Abstract
Over the last decade, a 3D reconstruction technique has been developed to present the latest as-is information for various objects and build the city information models. Meanwhile, deep learning based approaches are employed to add semantic information to the models. Studies have proved that the accuracy of the model could be improved by combining multiple data channels (e.g., XYZ, Intensity, D, and RGB). Nevertheless, the redundant data channels in large-scale datasets may cause high computation cost and time during data processing. Few researchers have addressed the question of which combination of channels is optimal in terms of overall accuracy (OA) and mean intersection over union (mIoU). Therefore, a framework is proposed to explore an efficient data fusion approach for semantic segmentation by selecting an optimal combination of data channels. In the framework, a total of 13 channel combinations are investigated to pre-process data and the encoder-to-decoder structure is utilized for network permutations. A case study is carried out to investigate the efficiency of the proposed approach by adopting a city-level benchmark dataset and applying nine networks.

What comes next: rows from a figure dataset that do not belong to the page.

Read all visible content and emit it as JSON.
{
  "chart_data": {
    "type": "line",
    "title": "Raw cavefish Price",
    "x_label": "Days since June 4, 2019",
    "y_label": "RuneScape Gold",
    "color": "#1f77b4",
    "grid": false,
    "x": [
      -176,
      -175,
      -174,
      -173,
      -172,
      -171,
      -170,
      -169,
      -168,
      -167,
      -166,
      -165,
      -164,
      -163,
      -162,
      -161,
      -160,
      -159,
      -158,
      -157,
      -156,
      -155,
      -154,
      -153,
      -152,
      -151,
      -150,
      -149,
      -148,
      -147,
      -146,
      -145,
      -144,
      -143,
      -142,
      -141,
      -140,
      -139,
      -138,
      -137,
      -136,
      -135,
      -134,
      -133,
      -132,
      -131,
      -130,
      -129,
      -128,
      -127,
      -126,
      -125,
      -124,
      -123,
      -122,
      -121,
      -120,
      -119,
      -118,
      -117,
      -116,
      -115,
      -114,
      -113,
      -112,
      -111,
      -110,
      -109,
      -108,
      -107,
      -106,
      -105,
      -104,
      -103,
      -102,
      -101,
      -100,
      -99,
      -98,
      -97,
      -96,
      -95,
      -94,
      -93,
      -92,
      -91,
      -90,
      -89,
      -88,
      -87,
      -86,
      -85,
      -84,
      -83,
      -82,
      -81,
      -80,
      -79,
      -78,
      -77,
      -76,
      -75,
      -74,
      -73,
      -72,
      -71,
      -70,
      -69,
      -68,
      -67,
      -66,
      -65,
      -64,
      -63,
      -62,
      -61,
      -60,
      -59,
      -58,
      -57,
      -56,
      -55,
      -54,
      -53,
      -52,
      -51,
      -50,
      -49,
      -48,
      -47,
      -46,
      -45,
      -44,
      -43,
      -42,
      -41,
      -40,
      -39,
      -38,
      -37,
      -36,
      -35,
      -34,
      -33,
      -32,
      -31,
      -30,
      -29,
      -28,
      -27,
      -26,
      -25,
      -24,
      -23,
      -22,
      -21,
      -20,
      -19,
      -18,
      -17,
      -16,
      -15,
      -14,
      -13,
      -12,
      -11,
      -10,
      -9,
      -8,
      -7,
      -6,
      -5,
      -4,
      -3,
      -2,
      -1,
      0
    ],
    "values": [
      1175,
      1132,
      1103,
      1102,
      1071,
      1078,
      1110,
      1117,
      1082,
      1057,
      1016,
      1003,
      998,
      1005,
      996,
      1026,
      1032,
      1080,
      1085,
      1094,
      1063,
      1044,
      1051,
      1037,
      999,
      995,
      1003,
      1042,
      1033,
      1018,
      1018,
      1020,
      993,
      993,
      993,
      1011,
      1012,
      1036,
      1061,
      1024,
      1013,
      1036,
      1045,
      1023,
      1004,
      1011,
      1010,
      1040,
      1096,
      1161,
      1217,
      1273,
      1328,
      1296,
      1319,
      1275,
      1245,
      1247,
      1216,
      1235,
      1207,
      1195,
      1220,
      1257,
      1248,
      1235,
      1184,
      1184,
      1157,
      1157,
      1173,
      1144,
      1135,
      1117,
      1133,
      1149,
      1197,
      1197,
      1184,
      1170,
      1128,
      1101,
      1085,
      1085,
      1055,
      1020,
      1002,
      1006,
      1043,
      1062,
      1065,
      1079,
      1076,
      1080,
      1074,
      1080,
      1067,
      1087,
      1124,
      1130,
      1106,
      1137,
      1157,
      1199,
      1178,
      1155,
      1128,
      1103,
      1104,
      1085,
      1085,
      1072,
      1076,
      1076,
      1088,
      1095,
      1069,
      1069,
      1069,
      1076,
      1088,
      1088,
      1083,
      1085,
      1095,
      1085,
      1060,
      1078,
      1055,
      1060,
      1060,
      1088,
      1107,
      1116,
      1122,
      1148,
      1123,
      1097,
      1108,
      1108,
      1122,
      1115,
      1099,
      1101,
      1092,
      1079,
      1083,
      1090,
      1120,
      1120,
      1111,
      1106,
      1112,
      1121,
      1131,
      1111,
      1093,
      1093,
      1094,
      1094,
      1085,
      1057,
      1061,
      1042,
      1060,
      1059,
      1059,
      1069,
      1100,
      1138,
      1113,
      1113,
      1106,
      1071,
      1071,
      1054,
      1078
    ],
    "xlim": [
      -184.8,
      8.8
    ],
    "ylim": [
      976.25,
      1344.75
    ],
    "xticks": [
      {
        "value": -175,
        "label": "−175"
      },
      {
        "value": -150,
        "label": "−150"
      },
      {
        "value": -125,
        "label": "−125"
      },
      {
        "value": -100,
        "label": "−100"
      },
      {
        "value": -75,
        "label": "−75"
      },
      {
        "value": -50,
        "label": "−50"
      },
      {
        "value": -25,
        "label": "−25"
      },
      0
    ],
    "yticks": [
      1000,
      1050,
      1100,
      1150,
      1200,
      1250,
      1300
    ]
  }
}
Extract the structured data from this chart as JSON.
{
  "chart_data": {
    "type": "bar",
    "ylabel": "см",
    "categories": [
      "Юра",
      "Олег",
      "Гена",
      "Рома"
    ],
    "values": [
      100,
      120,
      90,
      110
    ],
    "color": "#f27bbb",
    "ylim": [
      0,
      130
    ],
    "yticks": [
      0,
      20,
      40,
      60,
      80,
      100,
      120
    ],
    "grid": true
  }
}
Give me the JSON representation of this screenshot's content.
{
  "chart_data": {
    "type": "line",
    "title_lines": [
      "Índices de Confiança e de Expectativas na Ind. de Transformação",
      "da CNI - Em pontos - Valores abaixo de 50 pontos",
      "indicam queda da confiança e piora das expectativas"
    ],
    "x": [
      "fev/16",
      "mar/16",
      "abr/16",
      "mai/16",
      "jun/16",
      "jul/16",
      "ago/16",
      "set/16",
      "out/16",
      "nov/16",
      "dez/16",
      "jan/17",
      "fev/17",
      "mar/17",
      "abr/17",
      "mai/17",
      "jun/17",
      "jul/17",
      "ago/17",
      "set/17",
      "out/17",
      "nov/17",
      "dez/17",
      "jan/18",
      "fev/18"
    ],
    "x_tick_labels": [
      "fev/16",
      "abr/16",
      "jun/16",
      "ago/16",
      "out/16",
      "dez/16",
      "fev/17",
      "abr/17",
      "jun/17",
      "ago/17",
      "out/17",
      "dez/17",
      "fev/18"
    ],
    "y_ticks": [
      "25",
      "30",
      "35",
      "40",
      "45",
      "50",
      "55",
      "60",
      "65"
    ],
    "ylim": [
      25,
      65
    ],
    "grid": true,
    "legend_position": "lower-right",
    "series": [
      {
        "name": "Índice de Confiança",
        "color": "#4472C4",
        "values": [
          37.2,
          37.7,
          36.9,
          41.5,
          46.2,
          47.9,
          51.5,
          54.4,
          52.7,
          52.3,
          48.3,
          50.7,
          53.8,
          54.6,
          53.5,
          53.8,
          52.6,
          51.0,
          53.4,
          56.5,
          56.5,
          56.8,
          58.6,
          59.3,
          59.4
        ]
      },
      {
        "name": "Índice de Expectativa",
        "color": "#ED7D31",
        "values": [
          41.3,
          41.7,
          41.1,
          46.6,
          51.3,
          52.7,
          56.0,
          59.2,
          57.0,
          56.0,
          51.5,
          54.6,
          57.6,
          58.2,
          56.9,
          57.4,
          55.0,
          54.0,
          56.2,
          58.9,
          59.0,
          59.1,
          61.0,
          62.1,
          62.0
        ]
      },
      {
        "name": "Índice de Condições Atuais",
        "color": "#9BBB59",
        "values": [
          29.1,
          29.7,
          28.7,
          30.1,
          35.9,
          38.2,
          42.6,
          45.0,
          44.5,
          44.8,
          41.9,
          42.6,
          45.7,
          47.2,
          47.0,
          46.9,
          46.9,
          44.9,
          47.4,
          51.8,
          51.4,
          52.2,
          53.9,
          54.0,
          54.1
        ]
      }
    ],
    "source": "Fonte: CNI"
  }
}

It is found that the combination of IRGB channels provide the best OA performance, while IRGBD channels provide the best mIoU performance.
Original language | English |
---|---|
Article number | 1367 |
Journal | Remote Sensing |
Volume | 13 |
Issue number | 7 |
DOIs | |
Publication status | Published - 1 Apr 2021 |
Keywords
- 3D reconstruction
- City information modelling
- Data channels
- Data fusion
- Point cloud
- Semantic segmentation